Comcare has started monitoring the mould situation at the Nauru detention centre following reports staff and asylum seekers have become sick from exposure.
The federal work health and safety watchdog has been criticised for dragging its heels on addressing a mould scandal at the Nauru immigration detention centre.
At least 20 former detention centre staff have become seriously ill from mould exposure, including an Australian teacher who now has a cognitive disability.
Comcare started "monitoring compliance activity" at the Nauru detention centre on February 12 and is "examining a number of allegations concerning unsafe conditions caused by mould", according to leaked emails obtained by AAP.
The move came days after AAP revealed mould and construction problems at Nauru and Manus Island detention centres.
Australian Lawyers Alliance spokesman Greg Barns said Comcare was late to the party.
His organisation had been pushing the agency to exercise its powers on Nauru since June 2016 after releasing a report raising concerns the Commonwealth was failing in its duty of care.

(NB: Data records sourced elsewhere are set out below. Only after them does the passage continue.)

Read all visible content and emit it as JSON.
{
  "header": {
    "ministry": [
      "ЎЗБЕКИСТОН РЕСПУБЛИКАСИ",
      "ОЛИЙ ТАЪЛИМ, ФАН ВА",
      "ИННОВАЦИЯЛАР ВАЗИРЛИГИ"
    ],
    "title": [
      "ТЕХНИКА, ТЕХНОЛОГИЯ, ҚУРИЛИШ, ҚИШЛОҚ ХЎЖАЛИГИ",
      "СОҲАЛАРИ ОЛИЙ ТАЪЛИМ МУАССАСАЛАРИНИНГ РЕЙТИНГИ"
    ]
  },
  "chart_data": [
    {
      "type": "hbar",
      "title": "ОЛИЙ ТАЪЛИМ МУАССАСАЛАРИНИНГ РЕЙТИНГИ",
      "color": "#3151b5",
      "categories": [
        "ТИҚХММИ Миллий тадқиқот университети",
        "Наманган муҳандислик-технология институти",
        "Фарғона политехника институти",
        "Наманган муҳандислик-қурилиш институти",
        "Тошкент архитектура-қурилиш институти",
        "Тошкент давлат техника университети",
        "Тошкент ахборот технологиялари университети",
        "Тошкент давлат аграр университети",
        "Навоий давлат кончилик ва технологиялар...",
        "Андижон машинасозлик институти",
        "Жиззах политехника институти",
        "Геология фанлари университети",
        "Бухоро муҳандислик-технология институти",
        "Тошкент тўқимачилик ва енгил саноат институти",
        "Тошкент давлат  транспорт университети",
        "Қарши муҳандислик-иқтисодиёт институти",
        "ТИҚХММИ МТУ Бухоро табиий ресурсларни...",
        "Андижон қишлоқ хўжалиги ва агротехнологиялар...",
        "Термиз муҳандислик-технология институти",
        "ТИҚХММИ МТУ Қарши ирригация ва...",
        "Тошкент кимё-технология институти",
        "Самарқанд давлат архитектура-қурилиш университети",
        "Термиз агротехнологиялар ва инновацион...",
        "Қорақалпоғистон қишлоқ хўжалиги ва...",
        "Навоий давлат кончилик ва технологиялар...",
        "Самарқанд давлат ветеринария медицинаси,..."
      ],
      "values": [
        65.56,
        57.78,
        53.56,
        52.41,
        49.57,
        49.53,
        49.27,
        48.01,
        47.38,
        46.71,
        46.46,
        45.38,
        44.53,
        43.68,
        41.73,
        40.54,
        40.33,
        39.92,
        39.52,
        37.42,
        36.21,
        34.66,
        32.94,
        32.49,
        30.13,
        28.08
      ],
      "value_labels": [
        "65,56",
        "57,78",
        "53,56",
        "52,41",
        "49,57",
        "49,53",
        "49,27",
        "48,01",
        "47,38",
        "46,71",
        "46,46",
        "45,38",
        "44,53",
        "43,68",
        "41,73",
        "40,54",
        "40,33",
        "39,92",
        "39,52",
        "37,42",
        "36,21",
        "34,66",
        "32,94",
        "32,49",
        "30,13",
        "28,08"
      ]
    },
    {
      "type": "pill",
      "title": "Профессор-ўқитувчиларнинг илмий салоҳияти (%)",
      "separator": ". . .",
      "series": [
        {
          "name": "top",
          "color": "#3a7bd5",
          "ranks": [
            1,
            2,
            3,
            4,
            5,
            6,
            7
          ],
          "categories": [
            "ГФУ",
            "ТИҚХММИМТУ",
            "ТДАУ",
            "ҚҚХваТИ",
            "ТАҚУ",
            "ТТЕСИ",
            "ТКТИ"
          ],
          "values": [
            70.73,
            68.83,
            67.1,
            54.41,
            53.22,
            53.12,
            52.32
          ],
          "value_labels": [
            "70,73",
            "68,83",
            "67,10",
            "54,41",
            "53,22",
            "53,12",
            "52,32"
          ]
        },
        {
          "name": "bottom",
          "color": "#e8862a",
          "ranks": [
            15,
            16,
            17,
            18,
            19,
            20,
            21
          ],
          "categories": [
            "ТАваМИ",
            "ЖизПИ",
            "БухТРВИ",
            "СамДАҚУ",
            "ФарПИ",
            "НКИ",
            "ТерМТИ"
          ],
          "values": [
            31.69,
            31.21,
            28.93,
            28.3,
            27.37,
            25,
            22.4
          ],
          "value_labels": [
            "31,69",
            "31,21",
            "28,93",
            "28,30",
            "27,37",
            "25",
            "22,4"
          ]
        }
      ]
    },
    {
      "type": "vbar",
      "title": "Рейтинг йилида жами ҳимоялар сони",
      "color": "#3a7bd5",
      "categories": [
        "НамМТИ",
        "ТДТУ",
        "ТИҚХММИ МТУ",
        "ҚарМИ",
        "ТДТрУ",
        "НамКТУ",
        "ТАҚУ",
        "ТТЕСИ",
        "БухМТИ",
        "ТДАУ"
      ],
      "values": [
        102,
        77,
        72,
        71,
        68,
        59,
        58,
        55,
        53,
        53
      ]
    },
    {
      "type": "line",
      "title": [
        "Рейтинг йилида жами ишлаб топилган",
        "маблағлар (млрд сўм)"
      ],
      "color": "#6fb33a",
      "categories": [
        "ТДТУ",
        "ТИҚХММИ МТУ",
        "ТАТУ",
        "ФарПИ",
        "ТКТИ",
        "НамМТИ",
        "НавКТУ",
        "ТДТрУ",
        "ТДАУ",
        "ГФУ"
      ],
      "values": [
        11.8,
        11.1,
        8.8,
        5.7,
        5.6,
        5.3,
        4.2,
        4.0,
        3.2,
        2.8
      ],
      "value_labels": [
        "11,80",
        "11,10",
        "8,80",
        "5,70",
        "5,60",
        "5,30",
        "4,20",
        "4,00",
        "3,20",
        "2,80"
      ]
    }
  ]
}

"It's too little too late," Mr Barns told AAP.
"If this was Parliament House, Canberra, with a mould problem, you wouldn't have to rely on media stories to get it fixed."
He said the agency should be investigating the matter formally and considering criminal and civil charges.
A top-secret report from December 2014 warned Australia's immigration department (now Home Affairs) and then-detention centre operator Transfield (now Broadspectrum) of mould health risks.
Comcare has previously admitted it received a complaint in 2016 from a worker employed by a contractor, who had been diagnosed with a respiratory condition after living at the Nauru detention centre.
However, the agency said last month it was satisfied that reasonably practicable steps were taken to address problems with mould at the centre, and that the most recent site inspection in August 2017 found no significant issues.
Further comment has been sought from Comcare.
Last week, it emerged the Home Affairs department wasted $50,000 of taxpayer money on an industrial steam cleaner, but the machine was too dangerous to use and not appropriate for cleaning tents.